Maryland GOP Rep. Roscoe Bartlett, a Republican, said Thursday night he has met with Gov. Martin O’Malley to discuss a recently-released congressional redistricting map, which would put more Democrats in his Western Maryland district and hurt his chances of winning an 11th term.
“I had a very cordial meeting with [Mr.] O’Malley this evening in Annapolis,” Mr. Bartlett, 85, said in a statement. “At a time of the lowest approval rating of Congress in our history, I told Gov. O’Malley that I want to help him strengthen the confidence and trust of Marylanders in Maryland’s delegation in the United States Congress with a redistricting map that respects and accurately reflects the 45 percent of Marylanders who are minorities as well as residents in rural areas.”
SEE RELATED:
Mr. Bartlett suggested “using commonly available tools” to create a revised map that could include three majority-minority districts, two with African American majorities and one a mixed African American-Hispanic minority opportunity district “as well as districts that respect our rural communities.”
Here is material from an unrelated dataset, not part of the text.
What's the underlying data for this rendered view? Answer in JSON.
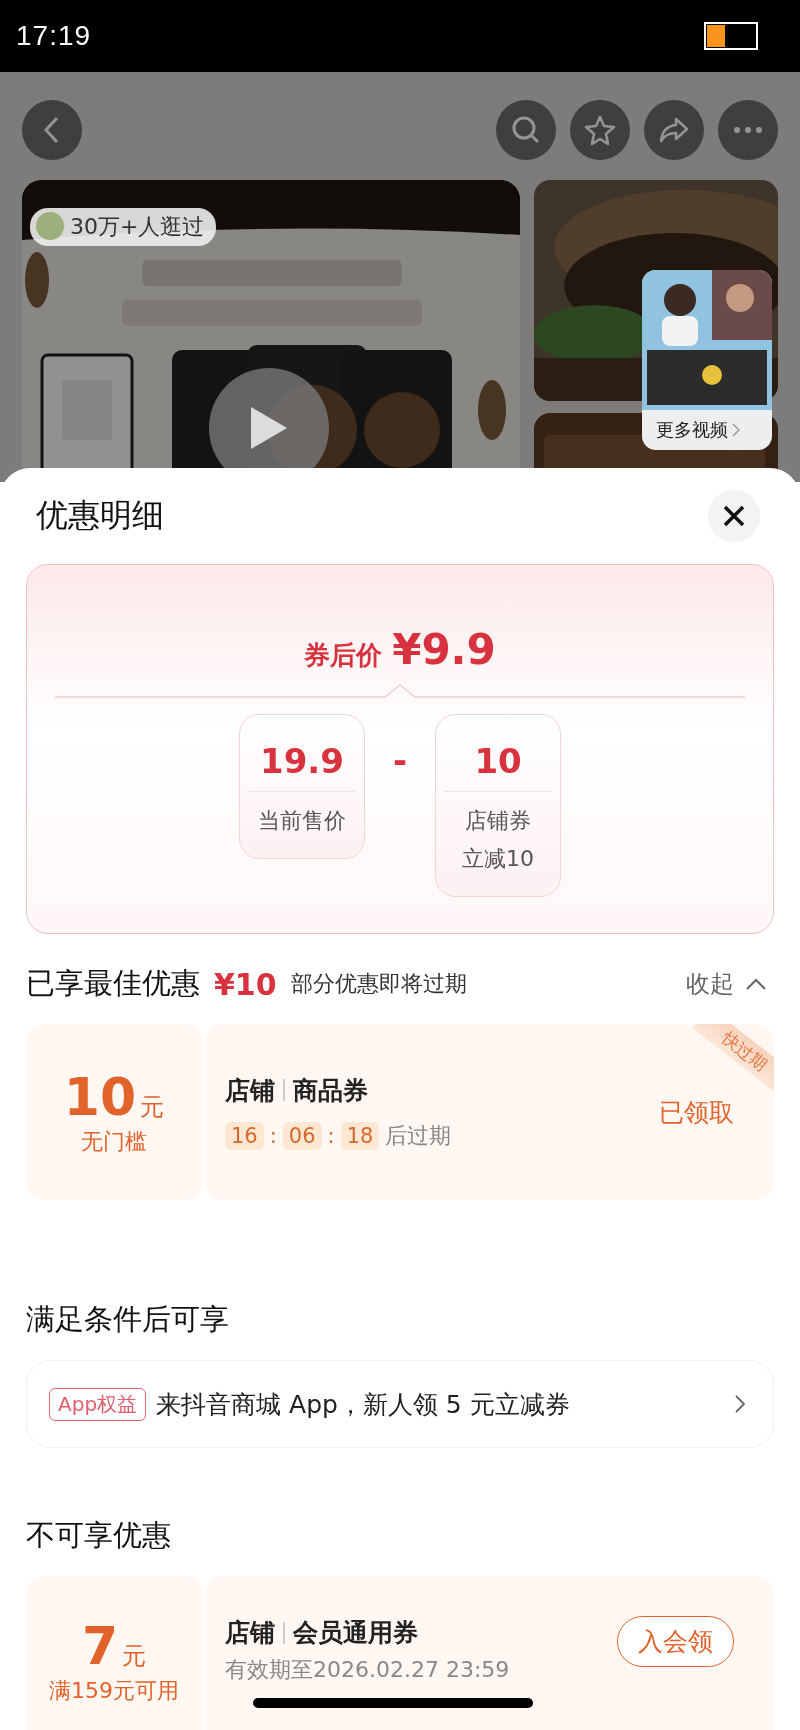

Mr. O’Malley could make changes to the map, drawn by his governor-appointed panel, before it is submitted to the General Assembly, which will review the map in a special session that begins Oct. 17.
The map by the five-member panel would remove conservative sections of Baltimore, Carroll, Frederick and Harford counties from Mr. Bartlett’s Western Maryland 6th Congressional District — replacing them with the more Democratic western half of Montgomery County.
State officials must redraw the state’s eight congressional districts this year to keep them relatively equal in population according to last year’s census numbers.